Sociologues de terrain, Monique et Michel Pinçon Charlot connaissent bien la grande bourgeoisie. A maintes reprises ils ont eu  l’occasion d’étudier leur mode de vie, leurs rituels, leurs interconnections plus ou moins incestueuses. Cet aspect concret de leurs travaux, ajouté à une réflexion pointue, est important, car il permet à tout un chacun de se situer, sans prétendre être réfractaire à un jargon que seuls les initiés pourraient comprendre. « La violence des riches » leur dernier ouvrage témoigne de l’immense casse sociale en cours. La bourgeoisie néo-libérale  qui a lancé depuis plusieurs décennies ses chiens de garde à l’assaut d’un langage trop explicite quant à la réalité de leur domination, est aujourd’hui la classe la plus solidaire qui soit, à l’échelle mondiale. Avec l’atomisation des tâches et le recul de « l’usine » comme lieu de cristallisation des oppositions, la bourgeoisie réussit de façon brillante à faire passer son entreprise de destruction  pour du modernisme. L’ouvrier,le fonctionnaire, le syndicaliste sont des « has been », des conservateurs profitant des situations acquises, alors que la marche du monde nécessiterait que l’on aille de l’avant. L’entreprise  de spoliation est pour le moins sophistiquée et le silence obtus de la grande majorité des médias ne contribue pas à dissiper l’opacité ambiante. Le vol s’établit à plusieurs niveaux. Il est d’abord économique. Mais là également les sociologues distinguent plusieurs volets. Il y a ce qui est considéré comme vol au regard des lois édictées par cette même bourgeoisie : il s’agit de fraude fiscale, de dissimulation de fortunes dans les paradis fiscaux, de fraude à la sécurité sociale, de subventions utilisées sans le moindre contrôle et volontiers détournées de leur objet, etc

Mais le vol économique le plus considérable se produit au moment du partage du gâteau. La pression morale, le chantage au chômage, la dématérialisation de l’économie  accompagnée de sa financiarisation et sans doute aussi d’un immense découragement des travailleurs parcellisés contribue jour après jour à augmenter les dividendes des actionnaires et les super bonus des cadres dirigeants au détriment des classes populaires.

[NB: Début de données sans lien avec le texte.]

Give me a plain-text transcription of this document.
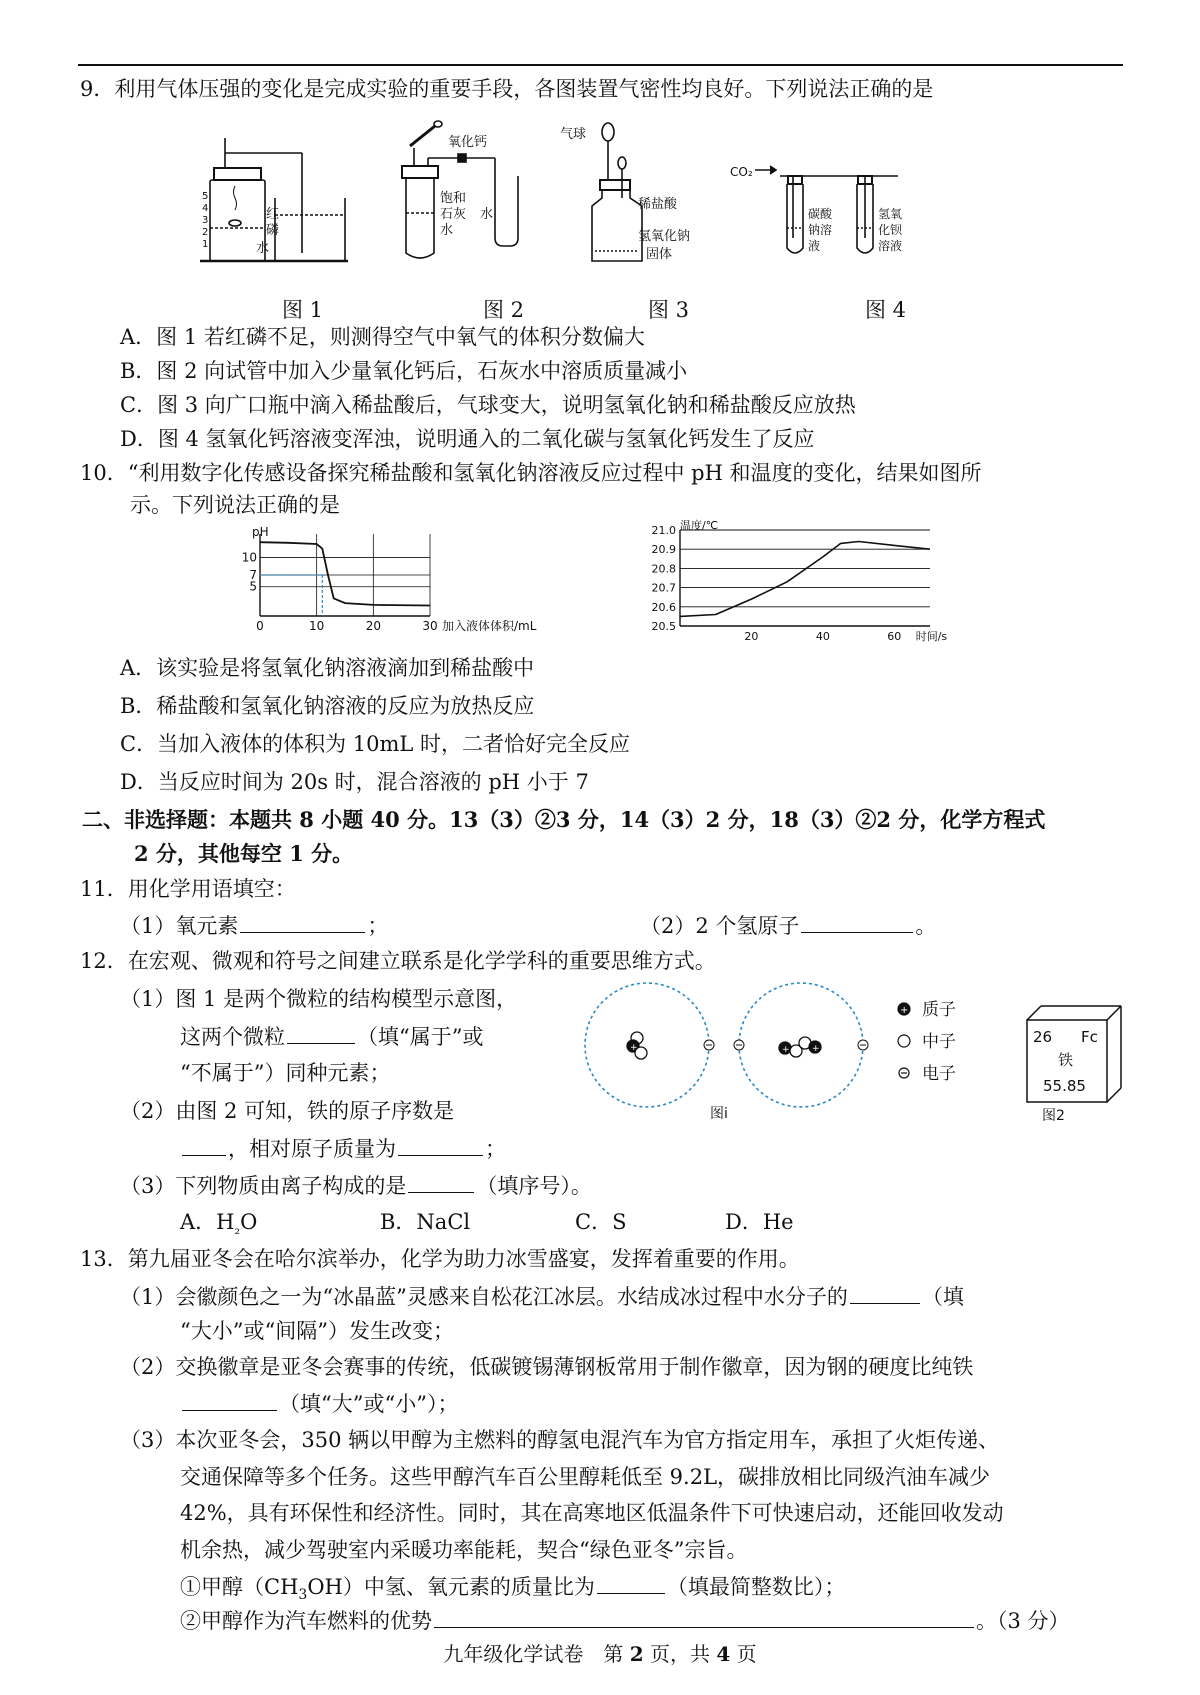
9．利用气体压强的变化是完成实验的重要手段，各图装置气密性均良好。下列说法正确的是
5
4
3
2
1
红
磷
水
氧化钙
饱和
石灰
水
水
气球
稀盐酸
氢氧化钠
固体
CO₂
碳酸
钠溶
液
氢氧
化钡
溶液
图 1	图 2	图 3	图 4
A．图 1 若红磷不足，则测得空气中氧气的体积分数偏大
B．图 2 向试管中加入少量氧化钙后，石灰水中溶质质量减小
C．图 3 向广口瓶中滴入稀盐酸后，气球变大，说明氢氧化钠和稀盐酸反应放热
D．图 4 氢氧化钙溶液变浑浊，说明通入的二氧化碳与氢氧化钙发生了反应
10．“利用数字化传感设备探究稀盐酸和氢氧化钠溶液反应过程中 pH 和温度的变化，结果如图所
示。下列说法正确的是
pH
10
7
5
0	10	20	30 加入液体体积/mL
温度/℃
21.0
20.9
20.8
20.7
20.6
20.5
20	40	60 时间/s
A．该实验是将氢氧化钠溶液滴加到稀盐酸中
B．稀盐酸和氢氧化钠溶液的反应为放热反应
C．当加入液体的体积为 10mL 时，二者恰好完全反应
D．当反应时间为 20s 时，混合溶液的 pH 小于 7
二、非选择题：本题共 8 小题 40 分。13（3）②3 分，14（3）2 分，18（3）②2 分，化学方程式
2 分，其他每空 1 分。
11．用化学用语填空：
（1）氧元素	；	（2）2 个氢原子	。
12．在宏观、微观和符号之间建立联系是化学学科的重要思维方式。
（1）图 1 是两个微粒的结构模型示意图，
这两个微粒	（填“属于”或
“不属于”）同种元素；
（2）由图 2 可知，铁的原子序数是
，相对原子质量为	；
（3）下列物质由离子构成的是	（填序号）。
A．$H_{_2}O$	B．NaCl	C．S	D．He
+	+ +
+ 质子
中子
电子
图i	图2
26 Fc
铁
55.85
13．第九届亚冬会在哈尔滨举办，化学为助力冰雪盛宴，发挥着重要的作用。
（1）会徽颜色之一为“冰晶蓝”灵感来自松花江冰层。水结成冰过程中水分子的	（填
“大小”或“间隔”）发生改变；
（2）交换徽章是亚冬会赛事的传统，低碳镀锡薄钢板常用于制作徽章，因为钢的硬度比纯铁
（填“大”或“小”）；
（3）本次亚冬会，350 辆以甲醇为主燃料的醇氢电混汽车为官方指定用车，承担了火炬传递、
交通保障等多个任务。这些甲醇汽车百公里醇耗低至 9.2L，碳排放相比同级汽油车减少
42%，具有环保性和经济性。同时，其在高寒地区低温条件下可快速启动，还能回收发动
机余热，减少驾驶室内采暖功率能耗，契合“绿色亚冬”宗旨。
①甲醇$(CH_3OH)$中氢、氧元素的质量比为	（填最简整数比）；
②甲醇作为汽车燃料的优势	。（3 分）
九年级化学试卷　第 2 页，共 4 页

Cette violence des riches  est aussi une violence symbolique. Elle est pour la classe dominante d’une importance décisive. Jour après jour les artisans du mépris que sont la plupart des médias associés à de brillants idéologues et communicateurs  façonnent la langue de telle façon que la réalité de la casse disparaisse derrière un vocabulaire lénifiant. « Car la servitude passe d’abord par l’intériorisation des bonnes raisons que les plus riches font miroiter pour faire valoir leurs intérêts au nom de l’intérêt général » Le cynisme et le mépris sont tels que l’on va faire disparaître tout ce qui peut s’apparenter à une mémoire des luttes. Conceptuellement, il s’agit ni plus ni moins que de faire disparaître l’autre, l’ennemi de classe, il faut le néantiser. A Boulogne qui n’est plus Billancourt, qui pourrait encore se rendre compte que la forteresse des luttes sociales «  la régie Renault » a existé ?  Il ne reste aucune trace. Ainsi la maison de la Mutualité où Sarkozy a tenu à faire un meeting pendant la dernière campagne présidentielle est en passe de devenir une sorte de palais. Le triomphe de l’idéologie est à son zénith quand ce sont les exploités eu même qui en viennent à consentir à ce qui les annihile. Mais la droite française n’a pas le monopole de la casse. La social démocratie, autre branche de bourgeoisie dominante, agissant à travers l’ensemble des mêmes circuits consanguins, fait sensiblement le même travail. La violence des riches est une somme, les preuves factuelles apportées sont indéniables. Le livre pose de vraies questions au delà du périmètre qu’il s’est fixé. Par exemple :

A lire la première partie du livre on pourrait presque croire que la période  du capitalisme industriel était moins violente que celle que nous connaissons aujourd’hui. On ne peut soupçonner les Pinçon –Charlot de complaisance vis à vis du capitalisme présent ou passé, par contre il est vrai que dans une situation d’opposition frontale , l’ennemi de classe avait un visage et  le travail comme la solidarité un territoire précis pour s’exercer.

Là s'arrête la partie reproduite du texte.